Safeway Insurance Group
- Company type: Private
- Industry: Financial services
- Founded: 1959
- Headquarters: Westmont, Illinois, United States
- Area served: Alabama Arizona Arkansas California Colorado Georgia Illinois Louisiana Mississippi New Mexico Tennessee Texas
- Key people: Donna Jonynas (CEO) William J. Parrillo (Founder) Chris Hidalgo (President)
- Products: Auto Insurance.
- Revenue: $420 Million (2015)
- Number of employees: 483 (2015)
- Website: www.safewayInsurance.com

= Safeway Insurance Group =

Safeway Insurance Group is a privately held insurance company, providing primarily automobile insurance.

== History ==
Safeway Insurance was founded in 1959 by the Parrillo family. The family is an historic private investor in the Chicago Sun-Times.

== Description ==
Safeway Insurance is currently headquartered in Westmont, Illinois in the United States.

Safeway Insurance Group is the largest, privately held, family owned insurance company in the United States.
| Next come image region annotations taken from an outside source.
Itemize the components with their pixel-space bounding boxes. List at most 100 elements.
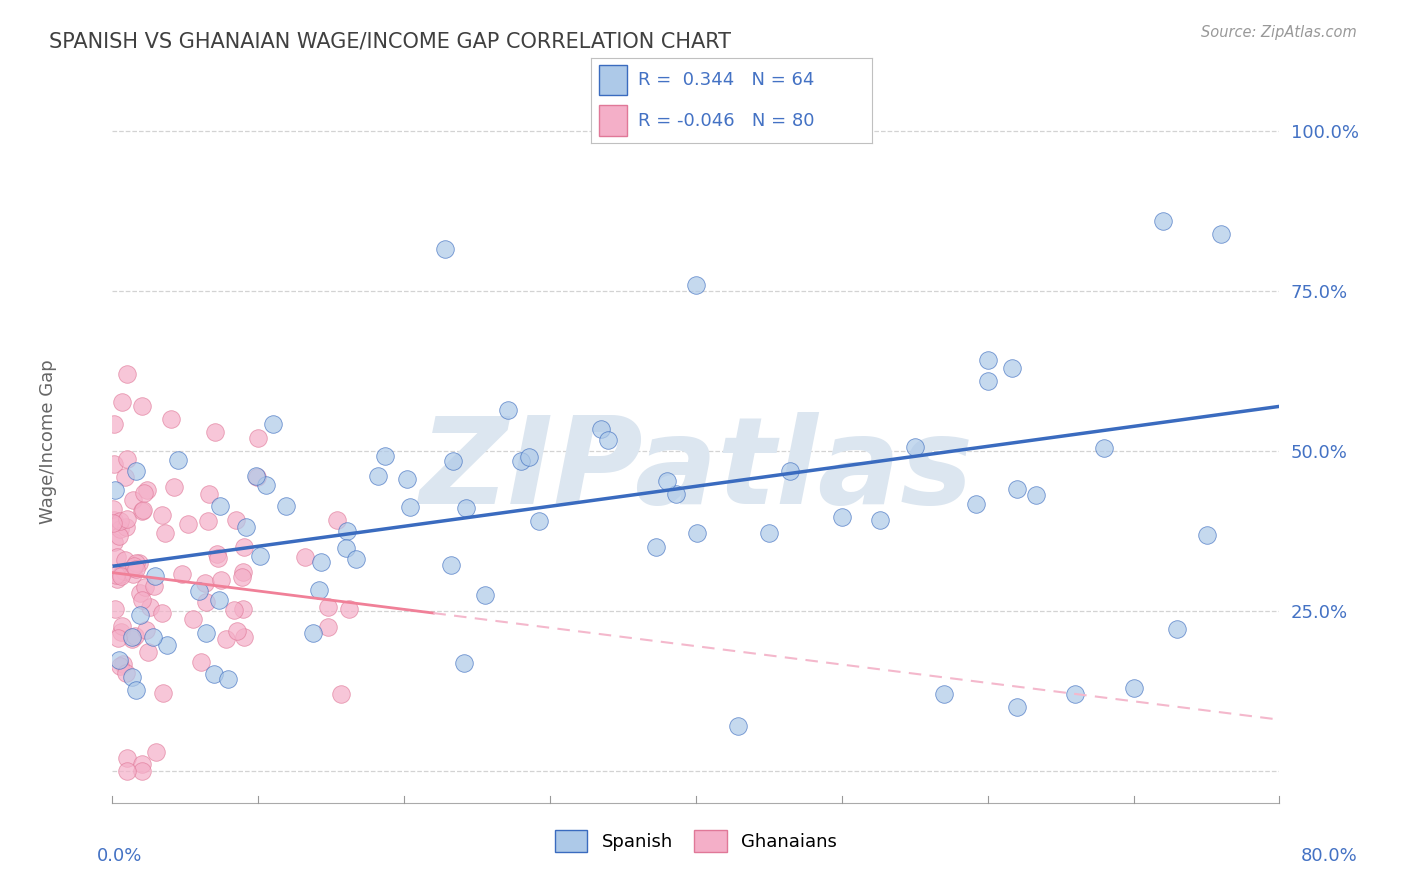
Point [831,509,853,524]
Point [110,566,132,581]
Point [374,450,396,464]
Point [685,277,707,292]
Point [110,522,132,536]
Point [190,655,212,669]
Point [150,606,173,620]
Text: SPANISH VS GHANAIAN WAGE/INCOME GAP CORRELATION CHART: SPANISH VS GHANAIAN WAGE/INCOME GAP CORR… [49,31,731,51]
Point [117,452,139,467]
Point [274,499,297,513]
Point [103,457,125,471]
Point [498,403,520,417]
Point [104,568,127,582]
Point [596,433,619,447]
Point [194,626,217,640]
Point [103,535,125,549]
Point [143,579,166,593]
Point [122,566,145,581]
Point [1122,681,1144,695]
Point [367,469,389,483]
Point [163,480,186,494]
Point [195,595,218,609]
Point [124,559,146,574]
Text: Source: ZipAtlas.com: Source: ZipAtlas.com [1201,25,1357,40]
Point [1025,488,1047,502]
Point [107,529,129,543]
Point [104,483,127,497]
Point [125,556,148,570]
Point [143,569,166,583]
Point [202,667,225,681]
Point [114,553,136,567]
Point [232,565,254,579]
Point [209,574,232,588]
Point [779,464,801,478]
Point [686,526,709,541]
Point [103,516,125,531]
Point [125,682,148,697]
Point [121,561,143,575]
Point [115,665,138,680]
Point [150,508,173,523]
Point [453,657,475,671]
Point [115,764,138,778]
Point [134,623,156,637]
Point [337,601,360,615]
Point [977,374,1000,388]
Point [114,470,136,484]
Point [136,644,159,658]
Point [217,673,239,687]
Point [302,625,325,640]
Point [121,631,143,645]
Point [129,607,152,622]
Point [441,454,464,468]
Point [335,541,357,556]
Point [399,500,422,515]
Y-axis label: Wage/Income Gap: Wage/Income Gap [39,359,56,524]
Point [225,513,247,527]
Point [308,582,330,597]
Point [326,513,349,527]
Point [1005,699,1028,714]
Point [589,422,612,436]
Point [262,417,284,431]
Point [644,540,666,554]
Point [160,412,183,426]
Point [965,497,987,511]
Point [139,599,162,614]
Text: 0.0%: 0.0% [97,847,142,865]
Point [205,547,228,561]
Point [167,452,190,467]
Point [727,719,749,733]
Point [215,632,238,646]
Point [131,757,153,772]
Point [226,624,249,639]
Point [246,470,269,484]
Point [249,549,271,563]
Point [181,612,204,626]
Point [121,493,143,508]
Point [110,569,132,583]
Point [1152,214,1174,228]
Point [103,417,125,431]
Point [128,556,150,570]
Point [330,687,353,701]
Point [433,242,456,256]
Point [869,513,891,527]
Point [517,450,540,464]
Point [110,659,132,673]
FancyBboxPatch shape [599,105,627,136]
Point [245,469,267,483]
Point [101,501,124,516]
Point [440,558,463,572]
Point [1094,441,1116,455]
Point [336,524,359,538]
Point [932,687,955,701]
Point [115,368,138,382]
Point [152,686,174,700]
Point [247,431,270,445]
Point [198,487,221,501]
Point [309,555,332,569]
Point [231,570,253,584]
Point [131,592,153,607]
Point [115,520,138,534]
In addition to its headquarters, Safeway maintains field offices in some of the states it conducts business in.

Safeway currently conducts business in Alabama, Arizona, Arkansas, California, Colorado, Georgia, Illinois, Louisiana, Mississippi, New Mexico, Tennessee, Texas and Utah.

Subsidiaries:

- Safeway Insurance Company
- Safeway Direct Insurance Company
- Safeway Insurance Company of Alabama
- Safeway Insurance Company of Arkansas
- Safeway Insurance Company of Georgia
- Safeway Insurance Company of Louisiana
- Safeway Financial Holding Company

== Governance ==
Robert J. Parrillo, William's brother, is a key shareholder.